«L’agriculture a besoin de protectionnisme»
Le constat est alarmant. Notre société surconsomme, produit toujours plus de déchets. Les produits font le tour de la planète via des transports très polluants et à bas prix. La pollution a conduit à un grave dérèglement du climat entrainant des catastrophes naturelles, mettant en danger de plus en plus de populations. La politique responsable en grande partie de cette situation a un nom: le libre-marché ou libre-échange. Et un seul but: le profit grâce à un marché dérégulé.
Ses partisans considèrent les mesures de régulation économique ou normative entre les Etats comme des entraves à la circulation des marchandises et des richesses. Les accords de libre-échange portent donc essentiellement sur la diminution, voire la suppression des taxes à l’importation. A cela s’ajoute la suppression des entraves techniques que sont les normes de fabrication et de toutes les mesures de protection des productions locales comme les contingents d’importation.
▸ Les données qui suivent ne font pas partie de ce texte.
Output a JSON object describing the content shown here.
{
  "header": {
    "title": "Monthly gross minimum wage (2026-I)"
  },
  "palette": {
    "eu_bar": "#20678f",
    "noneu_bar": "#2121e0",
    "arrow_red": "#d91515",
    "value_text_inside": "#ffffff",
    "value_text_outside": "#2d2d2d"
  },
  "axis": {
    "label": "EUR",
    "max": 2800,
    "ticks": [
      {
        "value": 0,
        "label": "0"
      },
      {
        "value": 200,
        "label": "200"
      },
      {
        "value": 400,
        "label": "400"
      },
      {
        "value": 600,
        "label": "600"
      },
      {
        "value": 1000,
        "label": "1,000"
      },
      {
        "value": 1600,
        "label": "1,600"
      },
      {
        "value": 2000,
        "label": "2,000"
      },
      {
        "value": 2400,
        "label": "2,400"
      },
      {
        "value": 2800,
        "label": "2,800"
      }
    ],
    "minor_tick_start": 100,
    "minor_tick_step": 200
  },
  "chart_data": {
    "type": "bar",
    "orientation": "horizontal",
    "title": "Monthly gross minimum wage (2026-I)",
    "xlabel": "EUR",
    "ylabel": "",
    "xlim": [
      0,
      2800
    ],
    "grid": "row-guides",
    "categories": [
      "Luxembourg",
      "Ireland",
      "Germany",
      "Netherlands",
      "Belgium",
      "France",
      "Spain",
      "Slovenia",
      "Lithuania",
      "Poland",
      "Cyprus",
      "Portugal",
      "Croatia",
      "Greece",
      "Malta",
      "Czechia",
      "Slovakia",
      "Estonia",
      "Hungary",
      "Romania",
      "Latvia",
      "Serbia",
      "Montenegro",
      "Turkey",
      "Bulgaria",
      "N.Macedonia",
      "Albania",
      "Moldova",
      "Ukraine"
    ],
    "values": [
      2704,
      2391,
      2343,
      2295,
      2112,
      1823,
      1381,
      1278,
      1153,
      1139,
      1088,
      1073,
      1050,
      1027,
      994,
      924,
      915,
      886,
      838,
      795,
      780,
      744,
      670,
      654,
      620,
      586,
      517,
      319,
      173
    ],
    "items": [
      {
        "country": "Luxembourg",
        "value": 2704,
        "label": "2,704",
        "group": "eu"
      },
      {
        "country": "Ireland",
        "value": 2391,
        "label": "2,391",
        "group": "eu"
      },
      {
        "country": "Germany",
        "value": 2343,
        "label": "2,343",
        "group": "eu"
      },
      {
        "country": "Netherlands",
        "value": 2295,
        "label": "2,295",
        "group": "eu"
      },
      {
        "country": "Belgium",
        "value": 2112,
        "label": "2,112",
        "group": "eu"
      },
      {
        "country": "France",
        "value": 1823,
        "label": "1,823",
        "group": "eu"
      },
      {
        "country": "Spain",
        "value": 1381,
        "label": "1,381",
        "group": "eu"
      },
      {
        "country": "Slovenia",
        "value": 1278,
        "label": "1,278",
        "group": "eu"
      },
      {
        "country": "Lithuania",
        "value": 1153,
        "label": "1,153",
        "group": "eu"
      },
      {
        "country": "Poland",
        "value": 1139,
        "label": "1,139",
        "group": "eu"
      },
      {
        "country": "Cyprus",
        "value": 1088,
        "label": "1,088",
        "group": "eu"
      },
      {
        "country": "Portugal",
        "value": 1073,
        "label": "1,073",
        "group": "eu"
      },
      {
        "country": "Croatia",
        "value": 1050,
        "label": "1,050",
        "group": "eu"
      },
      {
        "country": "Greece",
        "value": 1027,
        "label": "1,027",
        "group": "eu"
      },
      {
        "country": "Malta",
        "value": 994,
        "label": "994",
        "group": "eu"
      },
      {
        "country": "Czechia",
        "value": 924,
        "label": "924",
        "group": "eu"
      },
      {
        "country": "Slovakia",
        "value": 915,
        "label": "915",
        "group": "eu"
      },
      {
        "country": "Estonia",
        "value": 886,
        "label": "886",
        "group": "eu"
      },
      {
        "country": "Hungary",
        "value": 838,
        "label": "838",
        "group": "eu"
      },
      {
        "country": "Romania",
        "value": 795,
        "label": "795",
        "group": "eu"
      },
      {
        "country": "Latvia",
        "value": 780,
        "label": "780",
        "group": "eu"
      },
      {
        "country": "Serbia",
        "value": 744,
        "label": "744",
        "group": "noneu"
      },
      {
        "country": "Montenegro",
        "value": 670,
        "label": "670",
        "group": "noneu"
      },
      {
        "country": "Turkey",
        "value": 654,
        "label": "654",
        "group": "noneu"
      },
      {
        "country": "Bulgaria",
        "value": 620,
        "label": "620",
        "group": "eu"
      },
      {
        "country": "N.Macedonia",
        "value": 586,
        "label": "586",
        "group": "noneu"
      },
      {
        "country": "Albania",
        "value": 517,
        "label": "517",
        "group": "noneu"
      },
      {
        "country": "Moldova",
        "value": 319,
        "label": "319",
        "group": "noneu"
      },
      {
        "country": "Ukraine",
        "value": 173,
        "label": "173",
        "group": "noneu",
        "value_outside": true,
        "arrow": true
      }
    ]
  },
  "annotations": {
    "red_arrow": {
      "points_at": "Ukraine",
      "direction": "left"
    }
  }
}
La plus grande réussite des partisans du libre-échange est d’avoir inscrit dans le discours aussi bien de gauche que de droite qu’il fallait réduire au strict minimum le rôle d’arbitre de l’Etat. Ainsi, ils ont réussi à diaboliser le protectionnisme et ses mesures fiscales, anti-dumping, de protection de nos normes et de notre production industrielle et agricole. L’agriculture est la première victime du libre-échange. Il est impossible de régater face à la concurrence des produits importés à très bas prix. En plus des coûts de production inférieurs, les producteurs étrangers bénéficient de normes sociales et environnementales bien moins exigeantes, voire inexistantes. Cette distorsion de concurrence doit être combattue pour que la production locale puisse subsister.
Protéger les produits locaux, c’est avant tout protéger le tissu social et économique qui donne un sens à la vie communautaire. Acheter local et produire localement ne doit pas avoir pour seul but de lutter contre le changement climatique, mais aussi promouvoir le développement des liens sociaux. Le plus grand dégât de la globalisation est la destruction du tissu social et économique local qui nous rend interdépendants. Un des objectifs de l’Etat doit être la mise sur pied d’une politique économique, sociale et environnementale qui développe ce tissu. Le protectionnisme trouve son sens dans cette nécessité de protéger un développement responsable. Un Etat qui reconnaît l’importance de protéger ce à quoi sa population tient, sa production, ses manières de faire – en bref, son tissu économique – est un pays de droit qui est également plus juste vis-à-vis des autres pays.
Beaucoup réclament aujourd’hui la souveraineté alimentaire, mais c’est de souveraineté tout court dont nous avons besoin. Pour protéger l’environnement, le tissu social et économique, nous devons avoir un Etat souverain qui ose le non-alignement comme une politique d’ouverture aux autres pays, aux autres politiques. La politique d’alignement au niveau mondial dictée par l’Organisation mondiale du commerce (OMC) est une politique de guerre, avec comme arme la distorsion de concurrence, la concurrence déloyale et le dumping. La démocratie ne doit en aucun cas être limitée par la politique économique internationale. Surtout quand celle-ci nous dicte des choix incompatibles avec nos choix de société et environnementaux. Un nouvel accord institutionnel avec l’Europe nous imposant la reprise automatique de ses décisions économiques est un bel exemple de la politique de libre-échange et ne doit en aucun cas être signé. La viticulture et l’agriculture doivent dire haut et fort qu’elles veulent une politique économique régulée et protectionniste. Elles doivent revendiquer des mesures de protection de la production locale, répondant au principe de bon sens et de cohérence: «Avant d’importer, on doit manger ce qu’il y a dans notre jardin.»
L’absence de protectionnisme entraîne aujourd’hui des conséquences délétères pour l’entier de la société: importation de l’autre bout de la planète sur des bateaux polluants; gaspillage par la mise sur le marché de biens importés à bas prix; importation de biens de mauvaise qualité, pas réparables, pas récupérables; raréfaction des ressources par une consommation démesurée encouragée par les prix bas; explosion du volume des déchets; disparition de la production industrielle locale (ex. les panneaux solaires); le dumping et les prix bas poussent à une agriculture industrielle, les petites fermes familiales disparaissent les unes après les autres. Le débat sur un nouvel accord avec l’Europe ou encore le projet d’accord avec le Mercosur doivent être pour tous les métiers de la terre l’occasion de dire «non» de manière très claire au libre-échange. Exigeons des lois qui protègent notre agriculture, notre nourriture et notre tissu social et économique!
Willy Cretegny est président de l’Association suisse des vignerons-encaveurs indépendants (ASVEI). Article paru en version intégrale dans le journal du syndicat paysan Uniterre de mars 2024.